States reach Chesapeake Bay vegetation goal eight years early

October 2002

U.S. Water News Online

BALTIMORE -- States in the Chesapeake Bay watershed arrived eight years early at their goal of building 2,010 miles of pollution-filtering vegetation along waterways that feed the bay, an environmental official said.

Chesapeake Bay Foundation president Will Baker said meeting the objective set in 1996 was an ``extraordinary accomplishment.''

The vegetative buffers, also called riparian forests, help prevent polluting nutrients and eroded sediment from entering the bay. The bay's watershed covers 9 million acres in Maryland, Delaware, Virginia, West Virginia, Pennsylvania, New York and the District of Columbia.

In its pristine state, Baker said, plant life in the watershed filtered naturally occurring nutrients and loosened sediment as they worked through tributaries. Due to human development, the watershed now behaves more like a funnel.

The problem is exacerbated because humans introduce many nutrients, such as nitrogen and phosphorus, into the environment. Sources include wastewater and stormwater runoff, factories and fertilizers.

Scientists blame the overabundance of nutrients for algae blooms that use up the water's oxygen, block sunlight and make the bay inhospitable to aquatic life.

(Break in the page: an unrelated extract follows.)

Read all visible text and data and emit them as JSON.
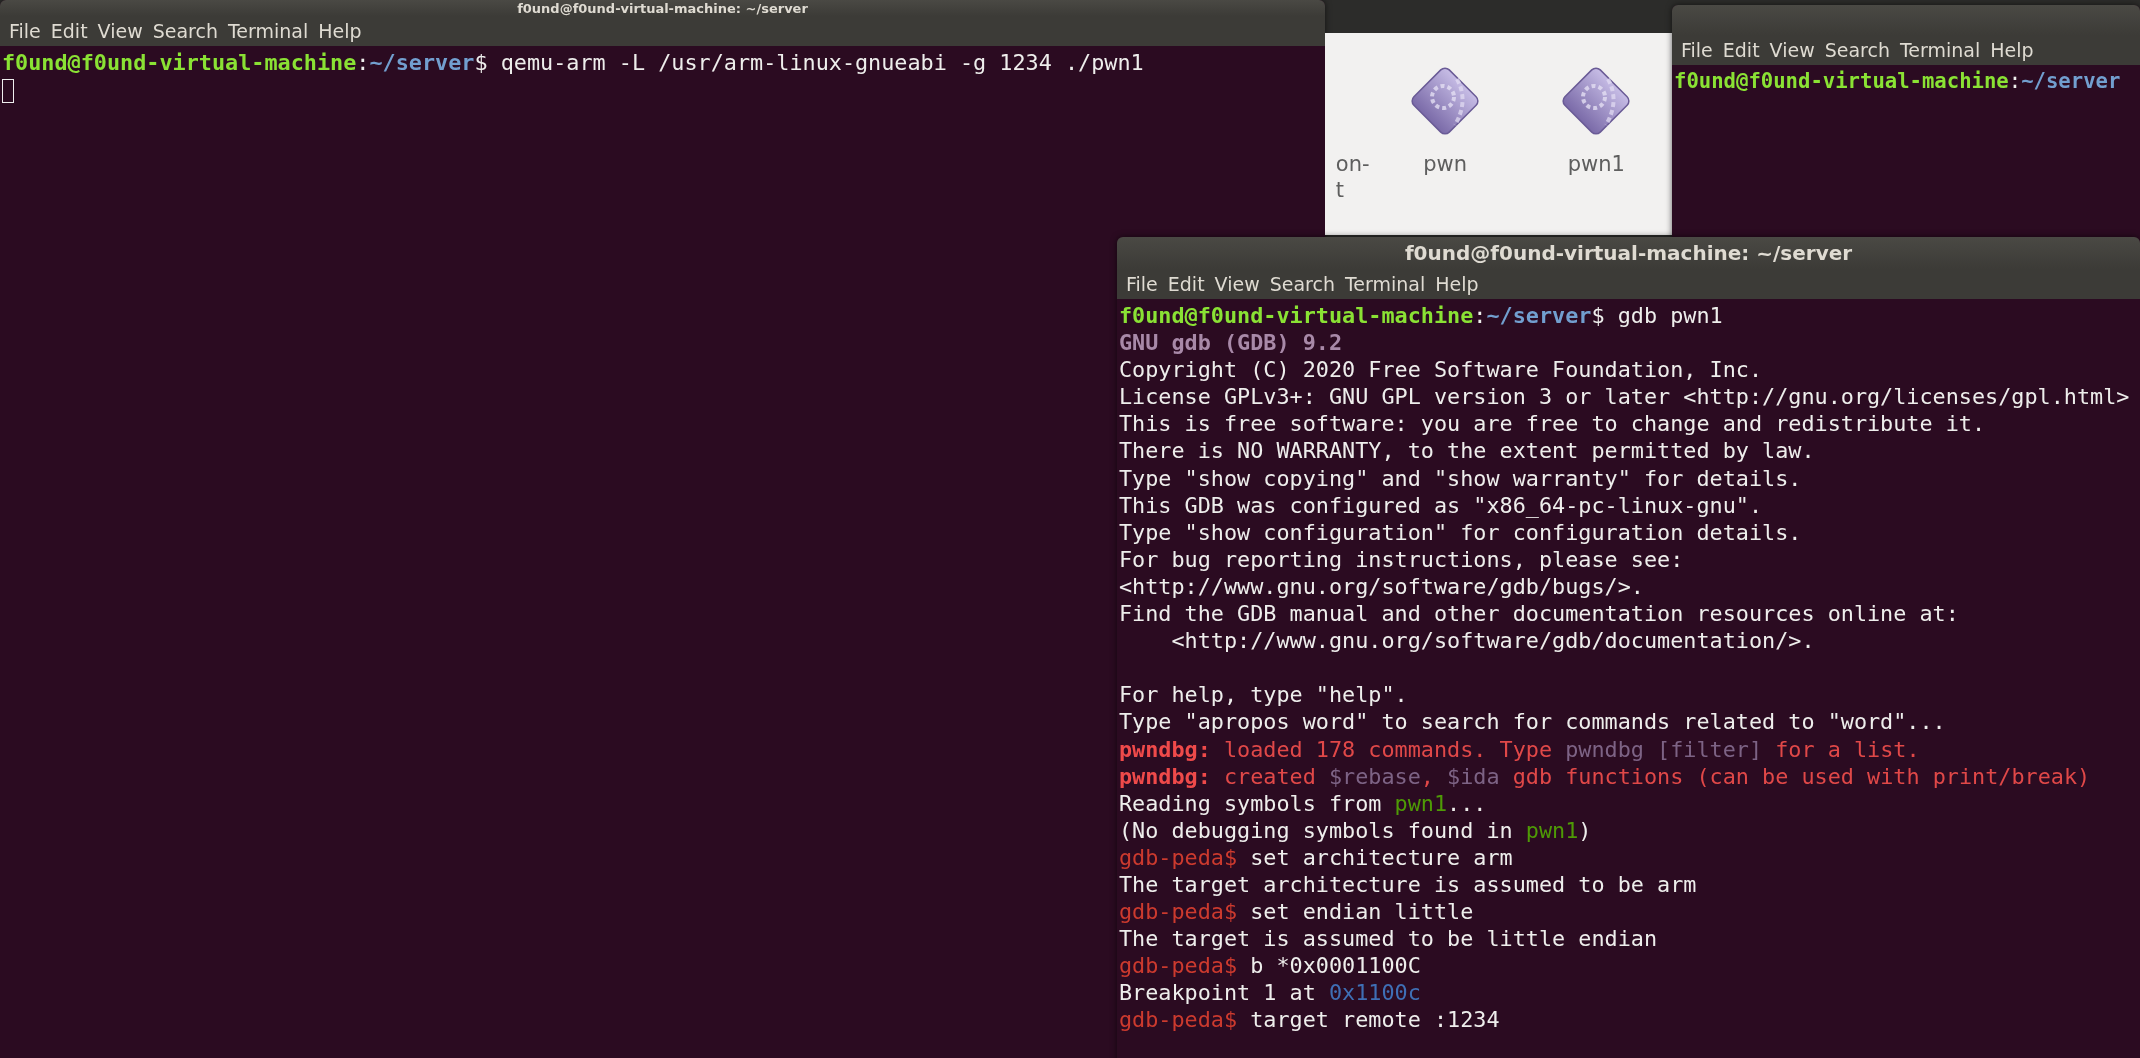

Bill Matuszeski, former director of the Environmental Protection Agency's Chesapeake Bay Program, said the states did not set their goal high enough in 1996.

Al Todd, the U.S. Department of Agriculture's Forest Service Watershed Program Leader, said when the goal was set, only about 10 miles of buffers were being reconstructed a year. He said back then, there were questions about whether rebuilding buffers was the proper approach.